Atentai para o suprimento celestial, que sustenta os ninhos perdidos na charneca e
alimenta os lírios que desabrocham no pântano! Estendei para cima os fios do
pensamento!
A lâmpada que se mantenha perfeitamente ligada à sede de força produz claridade
contínua e benfeitora.
Como chegastes a descrer da lei de renovação, que mantém os mundos suspensos na
imensidade e revigora a corrente dágua humilde e rumorejante, aparentemente esquecida
na floresta?
Toda vez que duvidais de vós mesmos, da vossa capacidade de progresso e de serviço,
duvidais do Criador que nos destinou à glória eterna!
E, apontando com a destra o Alto, exclamou:
- Vede! As constelações nas alturas se harmonizam como membros vivos da família
universal! Por que não vos curvardes também, perante a harmonia que nos governa,
dentro da vida majestosa e sem fronteiras?
Nesse instante, valendo-me da pausa do orador, ergui os olhos tímidos e reparei que as
paredes do santuário, inclusive o teto e as torres altíssimas, se haviam transformado em
matéria algo transparente, deixando perceber o sublime painel da noite embalsamada de
aromas, sob os doces eflúvios de milhões de estrelas.
As rosas aumentaram de brilho e a nave emitia faiscantes cintilações.

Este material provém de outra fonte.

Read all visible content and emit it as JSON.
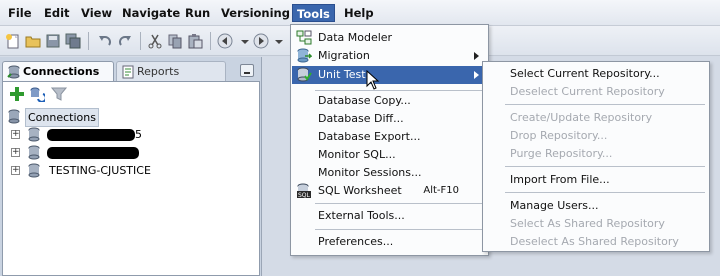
{
  "menubar": {
    "items": [
      "File",
      "Edit",
      "View",
      "Navigate",
      "Run",
      "Versioning",
      "Tools",
      "Help"
    ],
    "active": "Tools"
  },
  "toolbar": {
    "icons": [
      "new-icon",
      "open-icon",
      "save-icon",
      "save-all-icon",
      "undo-icon",
      "redo-icon",
      "cut-icon",
      "copy-icon",
      "paste-icon",
      "back-icon",
      "forward-icon"
    ]
  },
  "panel": {
    "tabs": [
      "Connections",
      "Reports"
    ],
    "active_tab": "Connections",
    "tools": [
      "add-connection-icon",
      "refresh-icon",
      "filter-icon"
    ],
    "tree": {
      "root": "Connections",
      "children": [
        {
          "label": "",
          "redacted": true,
          "visible_tail": "5"
        },
        {
          "label": "",
          "redacted": true
        },
        {
          "label": "TESTING-CJUSTICE",
          "redacted": false
        }
      ]
    }
  },
  "tools_menu": {
    "items": [
      {
        "label": "Data Modeler",
        "icon": "data-modeler-icon",
        "submenu": false
      },
      {
        "label": "Migration",
        "icon": "migration-icon",
        "submenu": true
      },
      {
        "label": "Unit Test",
        "icon": "unit-test-icon",
        "submenu": true,
        "highlighted": true
      },
      {
        "label": "Database Copy...",
        "submenu": false
      },
      {
        "label": "Database Diff...",
        "submenu": false
      },
      {
        "label": "Database Export...",
        "submenu": false
      },
      {
        "label": "Monitor SQL...",
        "submenu": false
      },
      {
        "label": "Monitor Sessions...",
        "submenu": false
      },
      {
        "label": "SQL Worksheet",
        "icon": "sql-worksheet-icon",
        "accelerator": "Alt-F10"
      },
      {
        "label": "External Tools..."
      },
      {
        "label": "Preferences..."
      }
    ]
  },
  "unit_test_menu": {
    "items": [
      {
        "label": "Select Current Repository...",
        "enabled": true
      },
      {
        "label": "Deselect Current Repository",
        "enabled": false
      },
      {
        "label": "Create/Update Repository",
        "enabled": false
      },
      {
        "label": "Drop Repository...",
        "enabled": false
      },
      {
        "label": "Purge Repository...",
        "enabled": false
      },
      {
        "label": "Import From File...",
        "enabled": true
      },
      {
        "label": "Manage Users...",
        "enabled": true
      },
      {
        "label": "Select As Shared Repository",
        "enabled": false
      },
      {
        "label": "Deselect As Shared Repository",
        "enabled": false
      }
    ]
  },
  "colors": {
    "highlight": "#3a66ad",
    "disabled_text": "#a5a9b0",
    "panel_bg": "#c9d3e1"
  }
}
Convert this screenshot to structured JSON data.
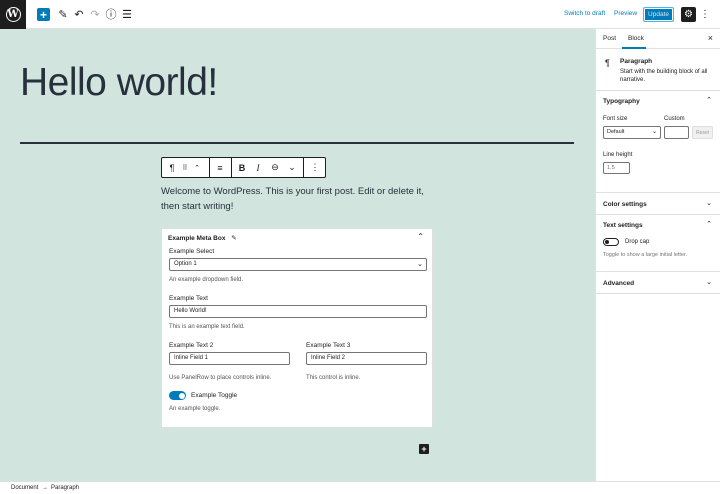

Relanceando os circunstantes verifiquei que todos se mantinham na mesma posição de
expectativa e deslumbramento.
Flores minúsculas, de tenuíssimo azul, choveram profusamente no recinto, tocando-nos
de leve a fronte e desfazendo-se em perfume à altura de nossos corações, como se o
Céu desejasse impregnar-se de renovadas energias.
Insofreáveis comoções me convulsionaram o ser e uma torrente de lágrimas desabou de
meus olhos...
Que mundo era esse de atmosfera estranha e rarefeita, onde o mágico poder da idéia e
da palavra modificava a matéria em sua mais íntima natureza?
Lembrei-me, então, dos que deixara longe, perdidos no turbilhão da carne escura e
lodacenta.
Asfixiante saudade oprimiu-me o peito e tentei fugir, ébrio de alegria, para buscar os entes
amados e convencê-los da certeza da vida eterna, mas o venerável sacerdote,
fascinando-nos com a eloqüência e a ternura que lhe fluíam do verbo inspirado,
continuou:
- Que paz pretendeis neste remanso de reconforto? Não estareis, porventura, fugindo à
coroa do trabalho, antecipando-vos ao justo repouso?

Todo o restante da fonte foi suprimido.